Das korrekt zitierte Urteil bezieht sich ausschließlich auf den § 19 II 2 Nr. 2 StVZO, steht doch ganz oben drüber, damit fällt schon mal die Allgemeingültigkeit weg, denn noch präzieser kann man wohl kaum eingrenzen.

Dann wollen wir uns mal das ganze genauer betrachten, worum es hier ausschließlich geht:

StVZO §19 II
Die Betriebserlaubnis des Fahrzeugs bleibt, wenn sie nicht ausdrücklich entzogen wird, bis zu seiner endgültigen Außerbetriebsetzung wirksam. Sie erlischt, wenn Änderungen vorgenommen werden, durch die

1. die in der Betriebserlaubnis genehmigte Fahrzeugart geändert wird,

2. eine Gefährdung von Verkehrsteilnehmern zu erwarten ist oder

3. das Abgas- oder Geräuschverhalten verschlechtert wird.


Es geht auschließlich um Position 2 und dort steht drin: ... zu erwarten ist ...
Somit dürfte eigentlich klar sein, dass mit dem im Urteil gefallenen Satz: "...Die bloße Möglichkeit einer Gefährdung genügt danach nicht, sondern eine Gefährdung muß zu erwarten sein. Dies setzt ein gewisses Maß an Wahrscheinlichkeit voraus..." es ausschließlich um eine Definition und genauere Eingrenzung der Pos. 2 handelt.

Die im §19 II Pos 1. und 3. genannten "Geschichten" wie eben Abgas und Geräusch oder alle anderen in der StVZO genannten Dinge wie auch irgendwelche "Geschichten" aus EU-Richtlinien werden von diesem Urteil überhaupt nicht angesprochen.

Ergo: Dieses Urteil hat nichts korrigiert oder gar gesetzliche Sachlage verändert oder gar "aufgeweicht", es bleibt alles beim alten, ausschließlich die Definition zwischen einer konkreten Gefährdung, die im Gesetzt mit der Wortwahl "...zu erwarten ist..." etwas schwammig formuliert war, oder einer konstruierten Gefährdung wurde präzisiert.

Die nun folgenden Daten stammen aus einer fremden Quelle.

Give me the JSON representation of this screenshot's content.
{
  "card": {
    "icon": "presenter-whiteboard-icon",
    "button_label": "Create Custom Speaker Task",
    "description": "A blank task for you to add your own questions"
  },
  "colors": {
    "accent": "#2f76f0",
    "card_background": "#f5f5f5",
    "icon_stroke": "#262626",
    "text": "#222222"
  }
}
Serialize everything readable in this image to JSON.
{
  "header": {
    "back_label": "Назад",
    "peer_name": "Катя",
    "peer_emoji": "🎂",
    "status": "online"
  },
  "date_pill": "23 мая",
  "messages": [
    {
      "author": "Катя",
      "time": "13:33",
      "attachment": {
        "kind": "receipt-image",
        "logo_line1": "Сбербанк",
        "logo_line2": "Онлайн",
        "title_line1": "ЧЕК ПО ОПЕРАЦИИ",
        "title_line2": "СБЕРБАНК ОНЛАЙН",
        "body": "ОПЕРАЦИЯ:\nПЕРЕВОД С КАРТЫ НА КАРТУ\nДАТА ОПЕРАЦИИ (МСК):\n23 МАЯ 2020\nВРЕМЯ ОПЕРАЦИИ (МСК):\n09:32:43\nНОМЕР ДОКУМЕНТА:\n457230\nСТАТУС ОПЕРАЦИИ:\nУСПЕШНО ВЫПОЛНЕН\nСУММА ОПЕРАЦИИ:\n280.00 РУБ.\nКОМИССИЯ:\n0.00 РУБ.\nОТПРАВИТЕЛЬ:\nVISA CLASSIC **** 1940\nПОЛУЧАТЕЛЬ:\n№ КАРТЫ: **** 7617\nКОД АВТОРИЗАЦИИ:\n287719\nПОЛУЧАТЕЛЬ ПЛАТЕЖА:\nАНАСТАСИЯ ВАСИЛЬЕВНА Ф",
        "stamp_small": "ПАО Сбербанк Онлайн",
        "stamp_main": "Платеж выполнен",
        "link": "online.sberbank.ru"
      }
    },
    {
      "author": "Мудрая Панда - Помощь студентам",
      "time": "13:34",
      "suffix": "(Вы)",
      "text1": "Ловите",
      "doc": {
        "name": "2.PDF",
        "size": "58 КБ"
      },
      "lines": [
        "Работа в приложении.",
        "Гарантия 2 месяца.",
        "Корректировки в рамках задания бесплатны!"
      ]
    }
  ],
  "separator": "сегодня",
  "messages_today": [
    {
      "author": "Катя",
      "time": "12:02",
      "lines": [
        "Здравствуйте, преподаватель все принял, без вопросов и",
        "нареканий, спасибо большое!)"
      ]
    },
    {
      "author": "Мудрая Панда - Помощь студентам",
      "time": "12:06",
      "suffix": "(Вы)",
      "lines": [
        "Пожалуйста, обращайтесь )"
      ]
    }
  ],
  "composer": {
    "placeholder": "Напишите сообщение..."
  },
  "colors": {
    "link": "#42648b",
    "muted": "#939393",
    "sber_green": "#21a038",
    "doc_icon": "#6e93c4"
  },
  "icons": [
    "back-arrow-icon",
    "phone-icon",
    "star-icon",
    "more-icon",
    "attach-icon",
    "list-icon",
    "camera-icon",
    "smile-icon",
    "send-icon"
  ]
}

Von einer "bewusst allgemein gehaltenen" Begründung kann kann doch wohl kaum nach den ersten 20 Stellen im Urteil ausgegangen werden und der wichtigste Satz in dem ganzen Vorschriftengetümmel steht in der StVZO auch etwas höher:

StVZO §16 Grundregel der Zulassung
(1) Zum Verkehr auf öffentlichen Straßen sind alle Fahrzeuge zugelassen, die den Vorschriften dieser Verordnung und der Straßenverkehrs-Ordnung entsprechen, soweit nicht für die Zulassung einzelner Fahrzeugarten ein Erlaubnisverfahren vorgeschrieben ist.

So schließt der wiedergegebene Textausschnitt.